NCAA settlement lawyers raise alarm over claim sales and taxes

Class counsel in the NCAA NIL settlement seeks a court order requiring disclosure of tax consequences before athletes sell claims, citing risks of large liabilities and improper third-party-directed payments.

NCAA settlement lawyers raise alarm over claim sales and taxes
U.S. District Judge Claudia Wilken

Class counsel for more than 646,000 former college athletes in the $2.8 billion NIL settlement with the NCAA said Monday they will ask an Oakland federal judge to bar class members from directing annual payments to third parties because of tax concerns.

The settlement payments will be made over the next 10 years. The attorneys warned that some class members were unknowingly selling their claims for less than their tax liability in exchange for lump sums. These direct third-party settlement payments would "make it impossible" to issue tax forms, the attorneys said.

They also want U.S. District Judge Claudia Wilken to order all third parties to fully disclose the full tax liabilities before purchasing the athletes' future claims.

Several former college athletes opposed the class counsel's initial administrative motion, which Wilken denied on Aug. 16. The athletes argued that the attorneys were trying to interfere with "their freedom to contract." They said that their contracts with buyout services were "not plaintiffs' concern" and argued that Wilken did not have jurisdiction to direct third parties' handling of contracts over the settlement fund purchases.

Lead class counsel Steve W. Berman of Hagens Berman Sobol Shapiro LLP and Jeffrey L. Kessler of Winston & Strawn LLP said in emails Monday that they will refile a standard motion soon and pushed back on the idea that the motion would prevent the athletes from selling their claims.

"We are simply trying to protect athletes from adverse tax consequences they may not be aware of. We will be refiling the motion," Berman said. In re: College Athlete NIL Litigation, 4:20-cv-03919 (N.D. Cal. filed June 15, 2020).

Keller wrote in an email Monday, "We did not seek an order to prevent class members from selling their claims. We are seeking an order to require that class members be informed of the possible tax consequences to them from selling their claims, which might be quite severe, and to give them the option to unwind their sales after they learn of those possible tax consequences. Any class member who wants to sell his or her claims is free to do so. The motion was denied on procedural grounds and will be resubmitted. It is needed to protect class member interests."

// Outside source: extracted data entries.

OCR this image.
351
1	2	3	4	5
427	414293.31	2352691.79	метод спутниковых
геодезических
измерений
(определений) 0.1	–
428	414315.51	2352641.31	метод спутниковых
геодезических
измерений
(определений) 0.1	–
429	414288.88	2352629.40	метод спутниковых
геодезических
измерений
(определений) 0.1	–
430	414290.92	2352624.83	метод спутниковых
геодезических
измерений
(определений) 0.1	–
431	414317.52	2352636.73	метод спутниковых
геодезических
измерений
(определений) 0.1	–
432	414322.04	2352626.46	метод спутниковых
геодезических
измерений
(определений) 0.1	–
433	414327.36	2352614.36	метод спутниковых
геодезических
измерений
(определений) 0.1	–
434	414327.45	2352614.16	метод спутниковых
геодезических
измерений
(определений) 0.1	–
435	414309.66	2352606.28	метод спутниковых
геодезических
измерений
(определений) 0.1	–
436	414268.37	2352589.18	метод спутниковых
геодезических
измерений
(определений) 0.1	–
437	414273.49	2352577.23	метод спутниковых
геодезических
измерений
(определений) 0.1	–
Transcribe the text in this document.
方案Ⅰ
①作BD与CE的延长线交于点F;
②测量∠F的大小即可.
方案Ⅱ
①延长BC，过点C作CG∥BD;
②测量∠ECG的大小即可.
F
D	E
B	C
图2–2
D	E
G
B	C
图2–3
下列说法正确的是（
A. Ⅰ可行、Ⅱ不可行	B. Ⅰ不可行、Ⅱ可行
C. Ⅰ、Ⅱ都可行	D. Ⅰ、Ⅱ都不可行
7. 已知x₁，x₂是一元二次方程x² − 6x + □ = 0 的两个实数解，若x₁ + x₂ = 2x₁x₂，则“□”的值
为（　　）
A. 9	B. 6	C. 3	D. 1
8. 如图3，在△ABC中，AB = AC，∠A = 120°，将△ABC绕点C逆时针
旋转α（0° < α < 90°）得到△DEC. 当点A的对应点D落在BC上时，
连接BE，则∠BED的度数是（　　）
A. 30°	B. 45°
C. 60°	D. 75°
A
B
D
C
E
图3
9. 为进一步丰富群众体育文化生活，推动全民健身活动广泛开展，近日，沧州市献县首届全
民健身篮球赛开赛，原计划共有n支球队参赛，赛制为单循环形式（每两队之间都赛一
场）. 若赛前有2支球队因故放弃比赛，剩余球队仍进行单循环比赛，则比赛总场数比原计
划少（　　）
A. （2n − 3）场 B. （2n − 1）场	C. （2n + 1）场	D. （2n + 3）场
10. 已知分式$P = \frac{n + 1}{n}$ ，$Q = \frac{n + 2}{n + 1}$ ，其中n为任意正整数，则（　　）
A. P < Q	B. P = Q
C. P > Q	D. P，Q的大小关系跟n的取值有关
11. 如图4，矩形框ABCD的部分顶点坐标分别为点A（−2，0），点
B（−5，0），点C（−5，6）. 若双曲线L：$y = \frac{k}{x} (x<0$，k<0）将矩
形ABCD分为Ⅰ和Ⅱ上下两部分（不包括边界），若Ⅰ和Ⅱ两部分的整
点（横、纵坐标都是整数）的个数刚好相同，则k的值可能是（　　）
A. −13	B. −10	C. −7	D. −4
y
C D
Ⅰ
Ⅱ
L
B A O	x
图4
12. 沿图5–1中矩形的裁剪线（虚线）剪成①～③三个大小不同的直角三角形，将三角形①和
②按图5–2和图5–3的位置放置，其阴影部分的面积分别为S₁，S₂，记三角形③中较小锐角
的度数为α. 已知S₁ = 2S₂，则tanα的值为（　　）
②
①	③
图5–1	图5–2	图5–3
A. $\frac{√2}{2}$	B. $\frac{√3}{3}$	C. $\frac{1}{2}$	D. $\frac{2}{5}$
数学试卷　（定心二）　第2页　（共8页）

Robert Charles Ward of Shartsis Friese LLP, one of the attorneys representing five athletes who sold their settlement payouts, argued in an opposition brief filed Friday that Wilken lacks the authority to issue the notices class counsel seeks.

"The court has jurisdiction only over the parties to this case--not over all unnamed third parties that have or might someday contract with a member of the class--and cannot order nonparties to act," the brief stated. "This requested relief would unquestionably require the court to exercise jurisdiction it does not have, and for that reason should be denied. ... None of the provisions [of Rule 23(d)] permit the court to forbid members of the class from allowing their settlement payments to be made to someone else, to order third parties to issue legal warnings, to order third parties to allow their own contracts with customers to be cancelled, or to order third parties to refund money to their customers."

Wilken granted final approval of the settlement on June 6. It combined two class actions known as the "House" case, which settled for $2.57 billion, and the related "Hubbard" case which settled for $200 million.

The House case accused the NCAA of violating antitrust laws through its decades-long ban on student-athletes' receiving compensation for use of their name, image, and likeness.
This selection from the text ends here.